Always consult your piano teacher when it comes to buying a new piano. That is what they are there for. They are great sources of knowledge and guidance when it comes to purchasing a new piano. They have a wealth of knowledge and strong opinions when it comes to purchasing pianos. Listen to your teacher and ask them questions. They are also great at sniffing out some great deals for you. They know what they are talking about.

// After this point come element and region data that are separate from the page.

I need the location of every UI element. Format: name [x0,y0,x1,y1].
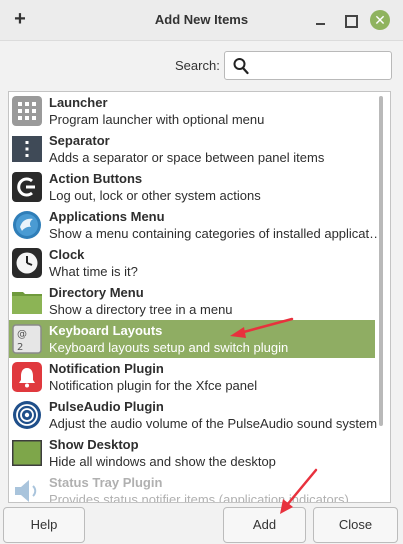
help-button[interactable]: Help [3,507,85,543]
item-description: Program launcher with optional menu [49,112,265,127]
search-input[interactable] [255,55,385,76]
list-item-clock[interactable]: Clock What time is it? [9,244,375,282]
item-description: Hide all windows and show the desktop [49,454,276,469]
list-item-pulseaudio-plugin[interactable]: PulseAudio Plugin Adjust the audio volum… [9,396,377,434]
item-description: Provides status notifier items (applicat… [49,492,349,503]
item-description: Log out, lock or other system actions [49,188,261,203]
list-item-separator[interactable]: Separator Adds a separator or space betw… [9,130,375,168]
minimize-icon[interactable] [312,9,330,31]
title-bar: + Add New Items ✕ [0,0,403,41]
item-description: Keyboard layouts setup and switch plugin [49,340,289,355]
maximize-icon[interactable] [341,11,359,29]
item-name: Keyboard Layouts [49,323,163,338]
applications-menu-icon [13,211,41,239]
action-buttons-icon [12,172,42,202]
list-item-launcher[interactable]: Launcher Program launcher with optional … [9,92,375,130]
list-item-directory-menu[interactable]: Directory Menu Show a directory tree in … [9,282,375,320]
item-description: Notification plugin for the Xfce panel [49,378,258,393]
item-name: Show Desktop [49,437,139,452]
status-tray-icon [15,480,37,502]
close-button[interactable]: Close [313,507,398,543]
item-name: Action Buttons [49,171,143,186]
keyboard-key-icon: @ 2 [12,324,42,354]
list-item-status-tray-plugin[interactable]: Status Tray Plugin Provides status notif… [9,472,375,502]
list-scrollbar[interactable] [379,96,383,426]
item-name: Clock [49,247,85,262]
item-name: PulseAudio Plugin [49,399,164,414]
folder-icon [12,292,42,314]
desktop-icon [12,440,42,466]
search-field[interactable] [224,51,392,80]
close-window-icon[interactable]: ✕ [370,10,390,30]
item-description: What time is it? [49,264,138,279]
svg-text:2: 2 [17,342,23,353]
item-description: Adjust the audio volume of the PulseAudi… [49,416,378,431]
add-button[interactable]: Add [223,507,306,543]
pulseaudio-icon [13,401,41,429]
list-item-notification-plugin[interactable]: Notification Plugin Notification plugin … [9,358,375,396]
item-name: Applications Menu [49,209,165,224]
search-icon [233,58,249,75]
bell-icon [12,362,42,392]
item-name: Launcher [49,95,108,110]
search-label: Search: [175,58,220,73]
clock-icon [12,248,42,278]
list-item-keyboard-layouts[interactable]: @ 2 Keyboard Layouts Keyboard layouts se… [9,320,375,358]
list-item-show-desktop[interactable]: Show Desktop Hide all windows and show t… [9,434,375,472]
items-list[interactable]: Launcher Program launcher with optional … [8,91,391,503]
item-name: Separator [49,133,110,148]
search-row: Search: [0,41,403,88]
item-description: Adds a separator or space between panel … [49,150,325,165]
list-item-applications-menu[interactable]: Applications Menu Show a menu containing… [9,206,385,244]
button-bar: Help Add Close [0,503,403,544]
separator-icon [12,136,42,162]
item-name: Notification Plugin [49,361,164,376]
item-name: Directory Menu [49,285,144,300]
list-item-action-buttons[interactable]: Action Buttons Log out, lock or other sy… [9,168,375,206]
item-name: Status Tray Plugin [49,475,163,490]
item-description: Show a menu containing categories of ins… [49,226,385,241]
launcher-grid-icon [12,96,42,126]
item-description: Show a directory tree in a menu [49,302,233,317]
svg-text:@: @ [17,329,27,340]
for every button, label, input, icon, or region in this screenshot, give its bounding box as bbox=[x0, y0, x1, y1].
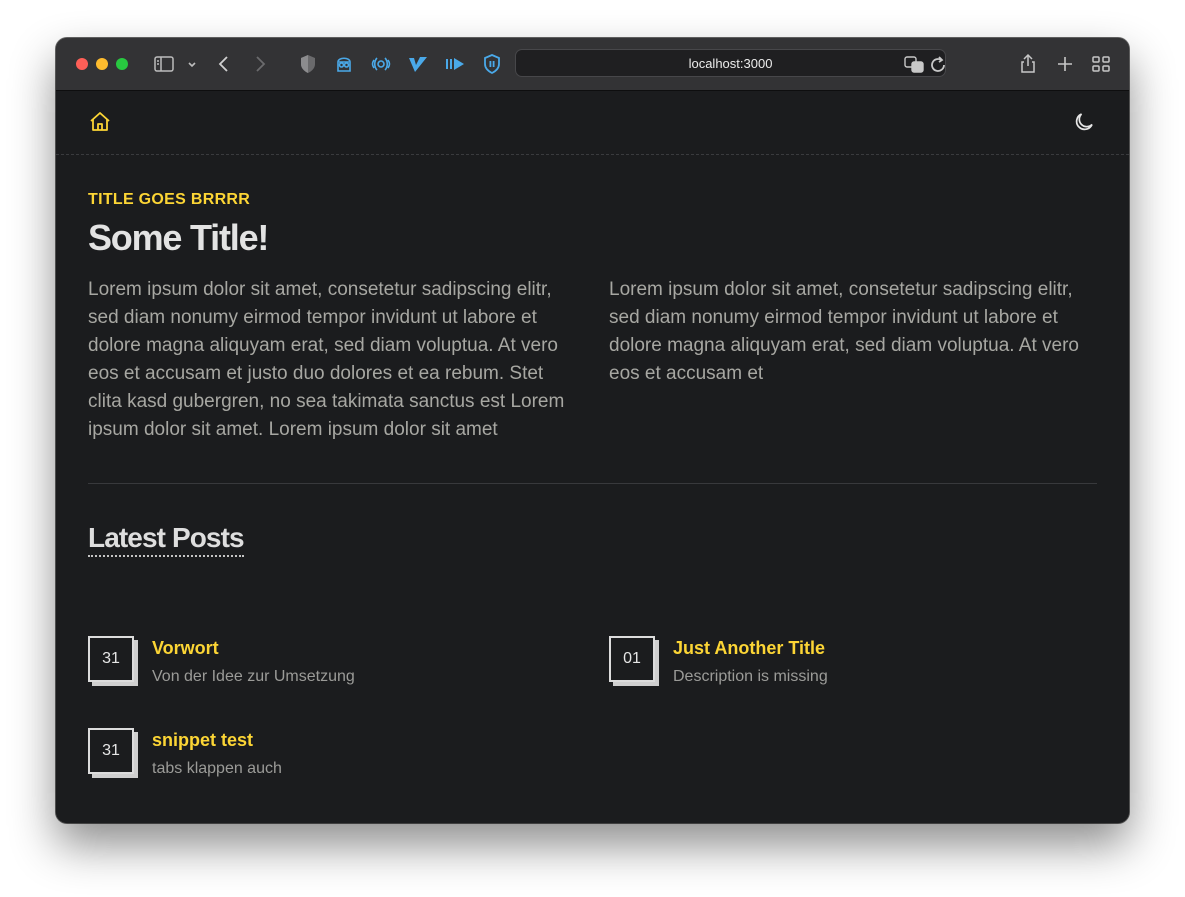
site-header bbox=[56, 91, 1129, 155]
chevron-down-icon[interactable] bbox=[180, 52, 196, 76]
post-item[interactable]: 31 snippet test tabs klappen auch bbox=[88, 728, 548, 784]
share-icon[interactable] bbox=[1016, 52, 1040, 76]
address-bar[interactable]: localhost:3000 bbox=[515, 49, 946, 77]
browser-window: localhost:3000 TITLE GOES BRRRR Some Tit… bbox=[56, 38, 1129, 823]
post-date-box: 31 bbox=[88, 636, 134, 682]
browser-toolbar: localhost:3000 bbox=[56, 38, 1129, 91]
reload-icon[interactable] bbox=[926, 53, 946, 73]
tab-overview-icon[interactable] bbox=[1089, 52, 1113, 76]
hero-kicker: TITLE GOES BRRRR bbox=[88, 191, 251, 208]
shield-icon[interactable] bbox=[296, 52, 320, 76]
paragraph-left: Lorem ipsum dolor sit amet, consetetur s… bbox=[88, 279, 565, 440]
post-item[interactable]: 01 Just Another Title Description is mis… bbox=[609, 636, 1069, 692]
post-description: Description is missing bbox=[673, 668, 828, 685]
extension-icon[interactable] bbox=[332, 52, 356, 76]
new-tab-icon[interactable] bbox=[1053, 52, 1077, 76]
extension-icon[interactable] bbox=[369, 52, 393, 76]
post-title-link[interactable]: Just Another Title bbox=[673, 638, 825, 659]
post-description: tabs klappen auch bbox=[152, 760, 282, 777]
extension-icon[interactable] bbox=[443, 52, 467, 76]
page-title: Some Title! bbox=[88, 217, 269, 258]
post-date-box: 31 bbox=[88, 728, 134, 774]
latest-posts-heading[interactable]: Latest Posts bbox=[88, 522, 245, 557]
close-window-button[interactable] bbox=[76, 58, 88, 70]
translate-icon[interactable] bbox=[902, 52, 924, 74]
post-title-link[interactable]: snippet test bbox=[152, 730, 253, 751]
paragraph-right: Lorem ipsum dolor sit amet, consetetur s… bbox=[609, 279, 1079, 384]
home-icon[interactable] bbox=[88, 110, 112, 134]
page-content: TITLE GOES BRRRR Some Title! Lorem ipsum… bbox=[56, 91, 1129, 823]
moon-icon[interactable] bbox=[1072, 110, 1096, 134]
forward-icon[interactable] bbox=[248, 52, 272, 76]
zoom-window-button[interactable] bbox=[116, 58, 128, 70]
extension-icon[interactable] bbox=[480, 52, 504, 76]
extension-icon[interactable] bbox=[406, 52, 430, 76]
back-icon[interactable] bbox=[212, 52, 236, 76]
url-text: localhost:3000 bbox=[688, 56, 773, 71]
post-day: 01 bbox=[623, 650, 641, 667]
sidebar-icon[interactable] bbox=[152, 52, 176, 76]
post-day: 31 bbox=[102, 742, 120, 759]
post-day: 31 bbox=[102, 650, 120, 667]
minimize-window-button[interactable] bbox=[96, 58, 108, 70]
post-description: Von der Idee zur Umsetzung bbox=[152, 668, 355, 685]
post-date-box: 01 bbox=[609, 636, 655, 682]
section-divider bbox=[88, 483, 1097, 484]
post-title-link[interactable]: Vorwort bbox=[152, 638, 219, 659]
post-item[interactable]: 31 Vorwort Von der Idee zur Umsetzung bbox=[88, 636, 548, 692]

  1. Buying a used piano with a critical flaw

With acoustic pianos, the biggest danger is an instrument with a critical flaw. Sometimes this will be an invisible flaw, so you should definitely do as much as you can to prevent this - researching the brand, checking the sound, and taking a look at the hardware inside the piano. You might find an old piano on craigslist, but you've got to be really careful. You might find a beautiful-looking instrument, but if you look inside, that's where the problems might be. This could be a broken pin block, bad hammers, or simply an apparatus that looks out-of-alignment. These things could actually cost you a lot of money. As lucky as you might get on Craigslist, it is still a bit of a gamble, especially if you aren't a piano expert. Plus you most likely will have to figure out transportation yourself. Piano galleries go through pianos and make sure they are up to snuff, so if you want to be extra safe, and have a little extra money to spend, your best bet is to lean toward a piano gallery.

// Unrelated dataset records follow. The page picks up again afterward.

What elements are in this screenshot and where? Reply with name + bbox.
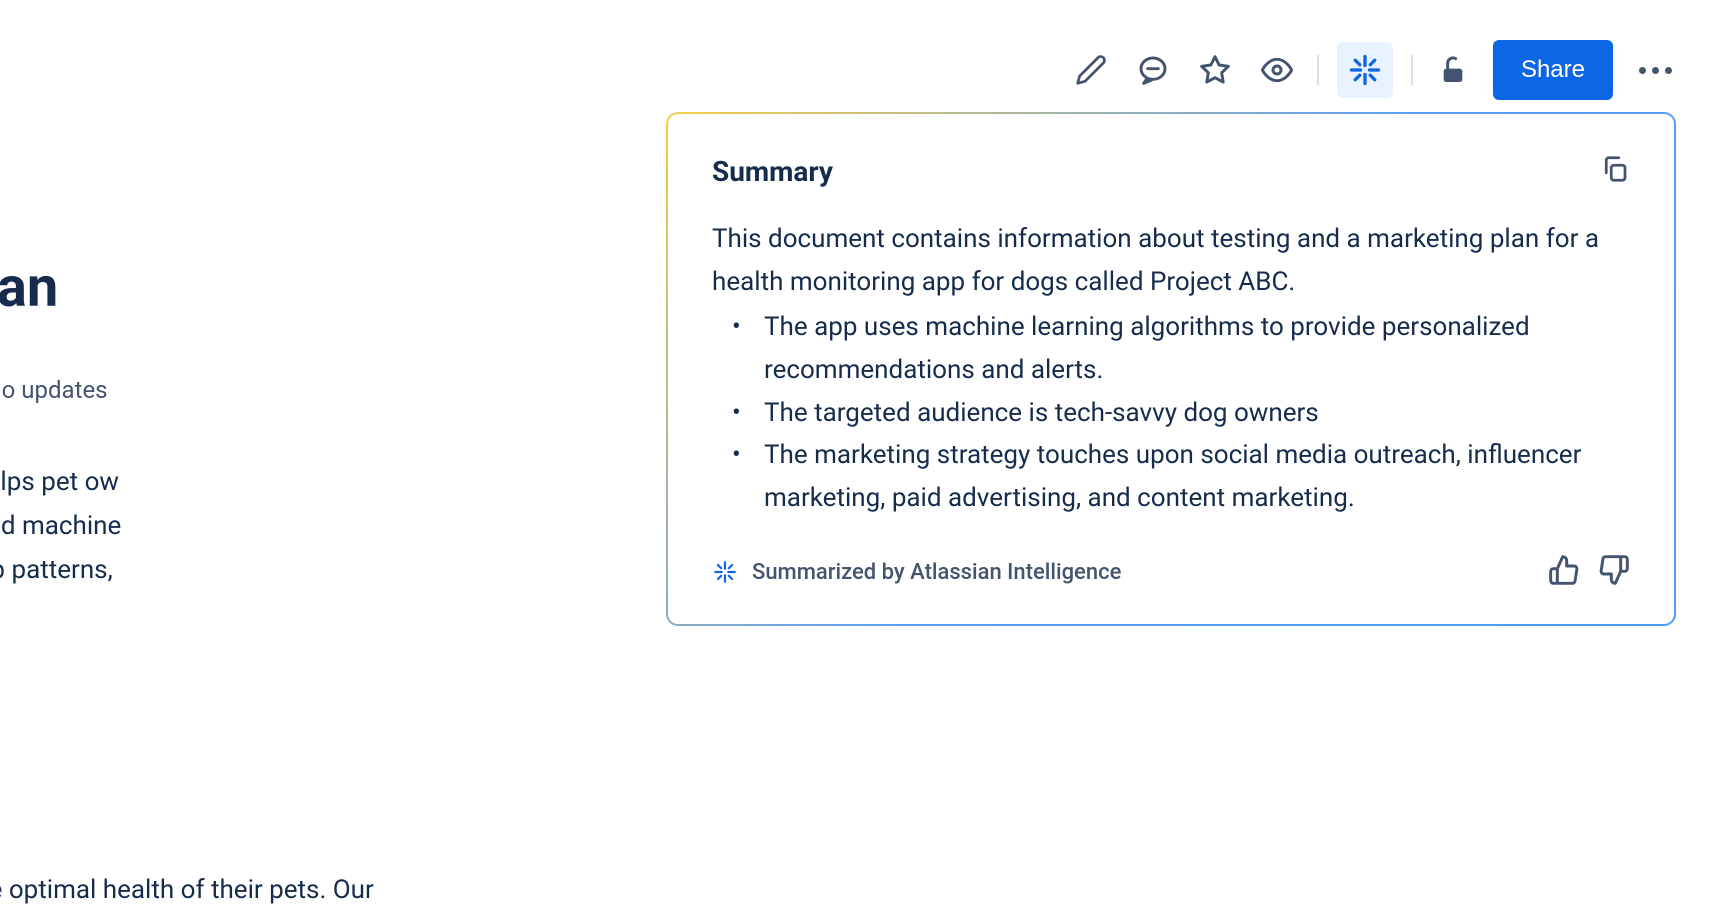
summary-body: This document contains information about… [712, 218, 1630, 520]
thumbs-down-icon[interactable] [1598, 554, 1630, 590]
atlassian-intelligence-button[interactable] [1337, 42, 1393, 98]
summary-title: Summary [712, 155, 833, 188]
copy-icon[interactable] [1600, 154, 1630, 188]
summary-header: Summary [712, 154, 1630, 188]
page-toolbar: Share [1069, 40, 1680, 100]
summary-attribution: Summarized by Atlassian Intelligence [712, 559, 1121, 585]
comment-icon[interactable] [1131, 48, 1175, 92]
summary-bullet: The app uses machine learning algorithms… [756, 306, 1630, 392]
page-body-continued: log owners who want to ensure the optima… [0, 868, 374, 912]
summary-panel: Summary This document contains informati… [666, 112, 1676, 626]
atlassian-intelligence-icon [712, 559, 738, 585]
toolbar-divider [1411, 55, 1413, 85]
summary-bullet: The targeted audience is tech-savvy dog … [756, 392, 1630, 435]
watch-icon[interactable] [1255, 48, 1299, 92]
meta-updates[interactable]: No updates [0, 376, 108, 404]
edit-icon[interactable] [1069, 48, 1113, 92]
restrictions-icon[interactable] [1431, 48, 1475, 92]
share-button[interactable]: Share [1493, 40, 1613, 100]
summary-bullet: The marketing strategy touches upon soci… [756, 434, 1630, 520]
toolbar-divider [1317, 55, 1319, 85]
star-icon[interactable] [1193, 48, 1237, 92]
summary-footer: Summarized by Atlassian Intelligence [712, 554, 1630, 590]
attribution-label: Summarized by Atlassian Intelligence [752, 560, 1121, 585]
thumbs-up-icon[interactable] [1548, 554, 1580, 590]
more-actions-icon[interactable] [1631, 59, 1680, 82]
summary-list: The app uses machine learning algorithms… [712, 306, 1630, 520]
summary-intro: This document contains information about… [712, 218, 1630, 304]
feedback-icons [1548, 554, 1630, 590]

  1. Not being on the same page

If you live with other people or in an apartment building, make sure that you know what you're getting into. How is the sound insulation in your building? Will you be driving your neighbors crazy? If this is the case, you might be better off with a digital keyboard so you can control the volume. Within your family, are you on the same page as your spouse about the value of musical education for your child? With such a big commitment, it is really important that everyone is on the same page. Make sure to get a consensus and agree on what the concept is. Sometimes one parent played piano and really loved it and the other doesn't. One wants to get the cheapest thing and the other wants the best sounding grand piano. Does the child want to play the piano or do they feel forced? Do they really have their eye on another instrument? Communication is key, so talk about it before-hand and make sure everyone is on the same page.

  1. Buying too quickly

The last thing you want to do is just buy the first piano you find. Think about what you really want. Do you want an acoustic piano or do you want a digital piano? Are you more of an upright piano person, or are you dreaming of a baby grand? Do you want to buy a new or used piano? How much are you willing to spend? This is not the kind of purchase you want to make on a whim, so do your research and a little soul-searching before you get out your check book.

  1. Putting it on hold

Because it is a bit of a commitment, many potential piano owners fall into the trap of thinking about it for too long and letting time slip by. But if you never take the leap, all of that thinking and researching will have been in vain. You don't want to miss out on the opportunity to bring music into your life. Of course everyone wants to get a good deal and end up with an amazing instrument, but at some point you just have to jump in and get to playing. It's really really fun so don't put it on hold forever.

  1. Chickening out completely

Don't let it happen to you! It's so easy with a big purchase, especially with so many options and variables, and such a big price range. But after these tips, you should be feeling a little more confident about making the right choice, so be brave and rest assured that life with a piano is so much better than a life without one.